Output: fetch(3) returns 15, fetch(2) returns 10 Explanation:

• After enqueues: [5, 10, 15]
• fetch(3) returns 15, queue becomes: [5, 10, 15]
• fetch(2) returns 10, queue becomes: [5, 15, 10] `

Example 3:

` Operations: MRUQueue mru = new MRUQueue(4) mru.enqueue(1) mru.enqueue(2) mru.enqueue(3) mru.fetch(1) mru.enqueue(4) mru.fetch(2)

Output: fetch(1) returns 1, fetch(2) returns 3 Explanation:

• After first three enqueues: [1, 2, 3]
• fetch(1) returns 1, queue becomes: [2, 3, 1]
• enqueue(4): [2, 3, 1, 4]
• fetch(2) returns 3, queue becomes: [2, 1, 4, 3] `

Hint 1: Data Structure Choice The simplest approach uses a list/array to store elements. While not optimal for very large inputs, it provides straightforward implementation and is acceptable given the constraint limits. The fetch operation requires removing an element from the middle and appending it to the end.

Hint 2: Array Implementation For the array approach, you can use pop(index) to remove the element at position k-1 (converting from 1-indexed to 0-indexed) and append() to add it to the end. This gives O(n) time for fetch operations but O(1) for enqueue, which is acceptable for the given constraints.

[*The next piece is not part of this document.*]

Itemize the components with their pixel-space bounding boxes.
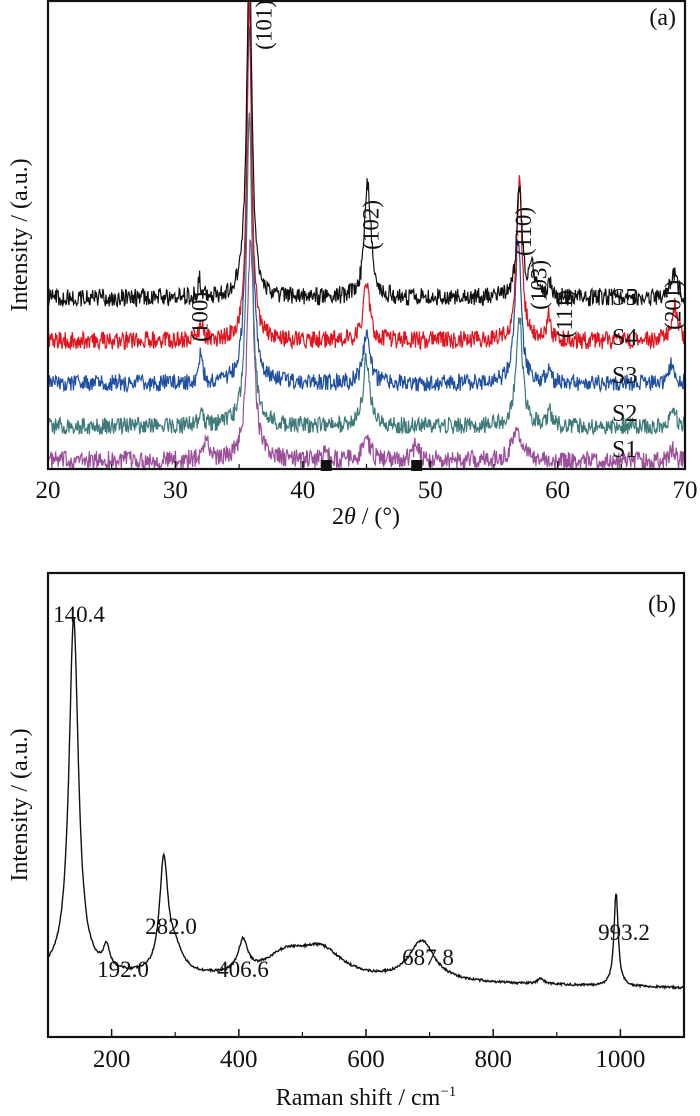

Hint 3: Optimization Consideration For a more optimized solution handling many fetch operations on large queues, consider using a data structure that supports efficient removal from arbitrary positions, such as a combination of a linked list for ordering and a hash map for quick access. However, for the given constraints (n ≤ 2000), a simple array is sufficient.

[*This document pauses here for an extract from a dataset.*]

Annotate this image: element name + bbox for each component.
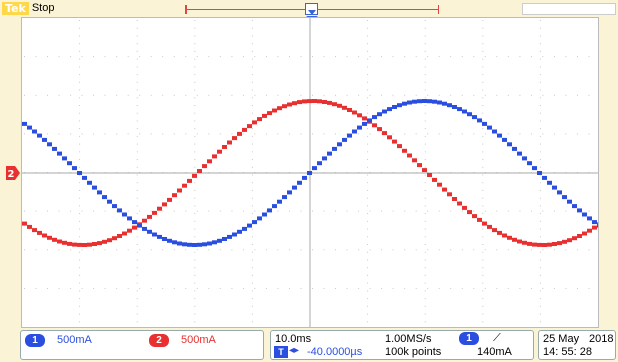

Full Solution ` class MRUQueue: def init(self, n: int): """ Initialize the queue with capacity n. We use a simple list to store elements. """ self.queue = []

def enqueue(self, val: int) -> None:
    """
    Add a value to the end of the queue.
    Time Complexity: O(1)
    """
    self.queue.append(val)

def fetch(self, k: int) -> int:
    """
    Retrieve the element at position k (1-indexed),
    then move it to the most recent position (end of queue).
    Time Complexity: O(n) due to list removal from middle
    """
    # Convert to 0-indexed
    index = k - 1
    
    # Get the value at position k
    val = self.queue[index]
    
    # Remove it from its current position
    self.queue.pop(index)
    
    # Add it to the end (most recent position)
    self.queue.append(val)
    
    return val

`

Approach Explanation:

The solution uses a straightforward list-based implementation:

1. Initialization: Store elements in a list that represents the queue in access order

2. Enqueue: Simply append to the end of the list - O(1) operation

3. Fetch:

   • Convert the 1-indexed position to 0-indexed
   • Retrieve the value at that position
   • Remove it from the current position using pop(index) - O(n) operation
   • Append it to the end to make it most recently accessed - O(1) operation
   • Return the value

Time Complexity:

• enqueue: O(1) - appending to a list
• fetch: O(n) - removing from middle of list requires shifting elements

Space Complexity: O(n) where n is the number of elements in the queue

Alternative Optimization:

For scenarios with many fetch operations, you could optimize using:

• A doubly-linked list for O(1) removal and insertion
• A hash map to store node references for O(1) lookup
• This would make fetch O(1) but adds complexity

However, given the constraints (at most 2000 operations, n ≤ 2000), the simple array solution is both correct and efficient enough.